La crise des subprimes coupe l’appétit des investisseurs pour le billet vert, qui voit son prix dégringoler en 2007. Alors que la banque centrale américaine (Fed) inonde le marché de liquidités pour renflouer Wall Street, l’euro atteint un plus haut historique en juillet 2008, à 1,603 8 dollar.
Dès novembre 2008, la zone euro rentre toutefois dans une période de récession et, en 2010, la crise de la dette européenne débute.
En mai, la zone euro et le FMI volent au secours de la Grèce avec 110 milliards d’euros d’aide.
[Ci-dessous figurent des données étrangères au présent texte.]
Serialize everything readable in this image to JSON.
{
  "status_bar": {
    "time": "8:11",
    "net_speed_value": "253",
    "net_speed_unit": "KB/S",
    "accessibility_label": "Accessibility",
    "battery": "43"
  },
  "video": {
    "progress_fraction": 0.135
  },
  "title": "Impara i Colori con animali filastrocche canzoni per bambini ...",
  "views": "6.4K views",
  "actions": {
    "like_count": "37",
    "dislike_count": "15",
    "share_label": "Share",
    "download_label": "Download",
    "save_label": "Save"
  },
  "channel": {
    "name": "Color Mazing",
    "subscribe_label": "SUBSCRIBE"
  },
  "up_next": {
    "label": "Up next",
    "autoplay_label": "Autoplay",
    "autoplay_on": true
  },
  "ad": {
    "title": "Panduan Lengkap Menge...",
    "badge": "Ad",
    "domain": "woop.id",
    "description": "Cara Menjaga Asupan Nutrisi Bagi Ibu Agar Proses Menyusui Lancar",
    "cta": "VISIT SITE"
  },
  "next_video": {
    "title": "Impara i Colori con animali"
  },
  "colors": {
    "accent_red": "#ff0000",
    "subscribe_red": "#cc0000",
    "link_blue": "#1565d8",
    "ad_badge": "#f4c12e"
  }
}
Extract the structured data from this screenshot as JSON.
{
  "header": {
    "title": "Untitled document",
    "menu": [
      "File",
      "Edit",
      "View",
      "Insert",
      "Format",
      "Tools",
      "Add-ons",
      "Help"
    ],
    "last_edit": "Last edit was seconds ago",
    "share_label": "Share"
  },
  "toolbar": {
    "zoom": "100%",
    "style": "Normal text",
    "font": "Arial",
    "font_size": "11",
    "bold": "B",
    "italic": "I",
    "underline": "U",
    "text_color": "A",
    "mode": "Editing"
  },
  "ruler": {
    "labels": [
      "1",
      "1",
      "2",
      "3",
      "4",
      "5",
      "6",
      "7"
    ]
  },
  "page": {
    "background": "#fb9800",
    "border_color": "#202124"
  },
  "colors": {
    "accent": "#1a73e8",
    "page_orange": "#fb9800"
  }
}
En juin, la monnaie unique flanche à 1,187 7 dollar.
En juillet 2012, le président de la Banque centrale européenne (BCE) Mario Draghi affirme que l’institution est «prête à faire tout ce qui sera nécessaire pour préserver l’euro», permettant à la devise de remonter.
Mais si le programme de Mario Draghi rassure les investisseurs sur l’avenir de la devise, la zone euro peine à renouer avec une croissance robuste et la BCE maintient une politique ultra-souple.
Alors que l’économie européenne peine à se relancer et que l’inflation reste basse, la BCE accueille sans broncher la chute de l’euro, qui favorise les entreprises exportatrices. En 2014, l’euro glisse sous 1,2 dollar.
En 2015, un nouveau cycle de mesures d’assouplissement monétaire fait flancher l’euro à 1,05 dollar en mars.
En 2016, plusieurs événements politiques inquiètent les marchés: le vote en juin du Brexit, signe de la montée d’un sentiment anti-UE en Europe, puis l’élection de Donald Trump à la Maison-Blanche, qui pousse les cambistes vers le dollar, valeur refuge. L’euro est alors proche de la parité face au billet vert, à 1,034 1 dollar en janvier 2017.
Cette année-là, l’élection d’Emmanuel Macron à la présidentielle française rassure dans une certaine mesure les marchés sur l’avenir de la zone euro. En février 2018, la devise unique remonte à 1,255 5 dollar.
Dans un premier temps, la pandémie de COVID-19 pousse la Fed et le gouvernement américain à soutenir l’économie des États-Unis coûte que coûte, et fait baisser le dollar.
Mais la Fed commence en 2021 à signaler qu’elle compte resserrer sa politique monétaire. Elle débute la remontée de ses taux en 2022, alors qu’en Europe, la guerre qui fait rage en Ukraine empêche la BCE d’agir aussi vite pour contrer l’inflation.
Le couple euro-dollar flirte de nouveau avec la parité début juillet, alors que le manque d’approvisionnement en gaz de l’Europe inquiète et mardi, l’euro atteint le seuil de un dollar, un retour de près de 20 ans en arrière, au temps où les Européens découvraient pour la première fois les pièces et les billets de leur monnaie commune.